Regierungen haben die Entwicklung von Impfstoffen mit Milliarden gefördert und den Herstellern mit Abnahmegarantien eine ungewöhnliche Sicherheit geboten. Das lohnt sich: Die deutsche Biontech erwartet dieses Jahr einen Vorsteuergewinn von 4,4 Milliarden Euro - verglichen mit einem Verlust von 270 Millionen 2020. Biontech-Partner Pfizer will dieses Jahr mit dem Impfstoff 15 Milliarden Dollar einnehmen, das wäre ein Viertel des Gesamtumsatzes. Das ist profitabel. Laut DZ Bank winkt Pfizer eine Marge - also ein Anteil des Gewinns am Umsatz - im »hohen 20 %-Bereich«.

Laut US-Investmentbank Goldman Sachs dürfte Pfizer-Konkurrent Moderna seinen Umsatz durch den Impfstoff auf 13 Milliarden Dollar erhöhen - ein weiter Sprung von den 60 Millionen, die 2019 anfielen. Astra-Zeneca wiederum hat zwar versprochen, seinen Impfstoff zum Selbstkostenpreis abzugeben - allerdings nur, solange die Pandemie andauert. Der schwedisch-britische Konzern hat sich das Recht gesichert, schon im Juli Preisaufschläge zu verlangen. Wie profitabel die Pandemie ist, erkennt man an den Erwartungen für die Nach-Pandemie-Zeit: Im Durchschnitt erwarten Analysten für Biontech und Moderna einen Umsatzeinbruch von 40 Prozent und mehr im nächsten Jahr.

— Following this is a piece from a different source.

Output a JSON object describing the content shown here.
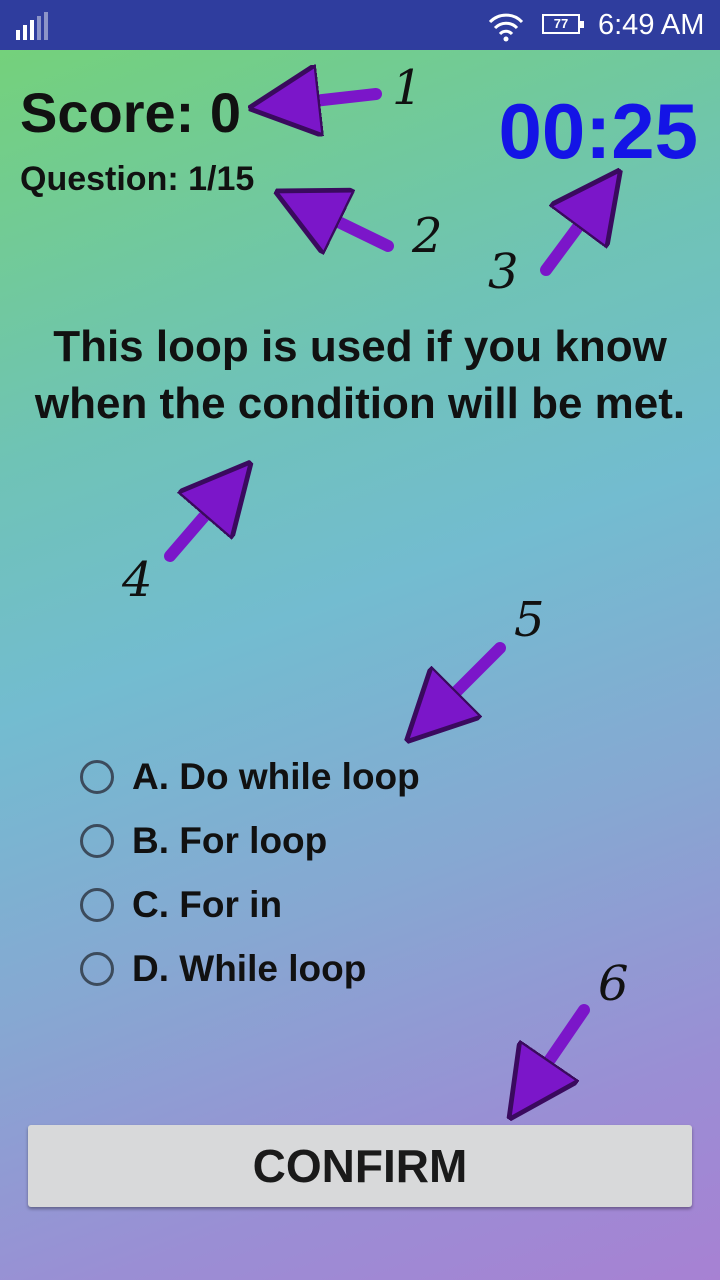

Die Hersteller müssen sich also beeilen, um die existierende Nachfrage auszunutzen. Sie erhöhen daher mit allen Mitteln ihre Produktionskapazitäten. Sie versichern: Mehr Produktion, als bisher geplant, ist nicht drin und würde auch durch Zwangslizenzen oder Patentfreigaben nicht ermöglicht. Der aktuelle Mangel an Impfstoff sei also kurzfristig nicht zu lösen.

Der Streit

In der EU ist ein heftiger Streit darüber entbrannt, warum sich der Block so wenig Impfstoffe gesichert hat. Denn Länder wie Israel, Großbritannien und sogar die USA stehen weit besser da. Die EU habe bei der Bestellung »zu langsam« reagiert, kritisierte Ex-Kommissionspräsident Jean-Claude Juncker. Dieser Streit ist aufschlussreich. Denn erstens entsprechen die aktuellen Prognosen darüber, wann ein breiter Impfschutz erreicht sein wird, ziemlich genau den Prognosen von Ende 2020, als zum Beispiel die Bank ABN Amro schrieb, sie erwarte den Impfschutz erst im 3. Quartal 2021. Also eigentlich kein Grund zur Aufregung.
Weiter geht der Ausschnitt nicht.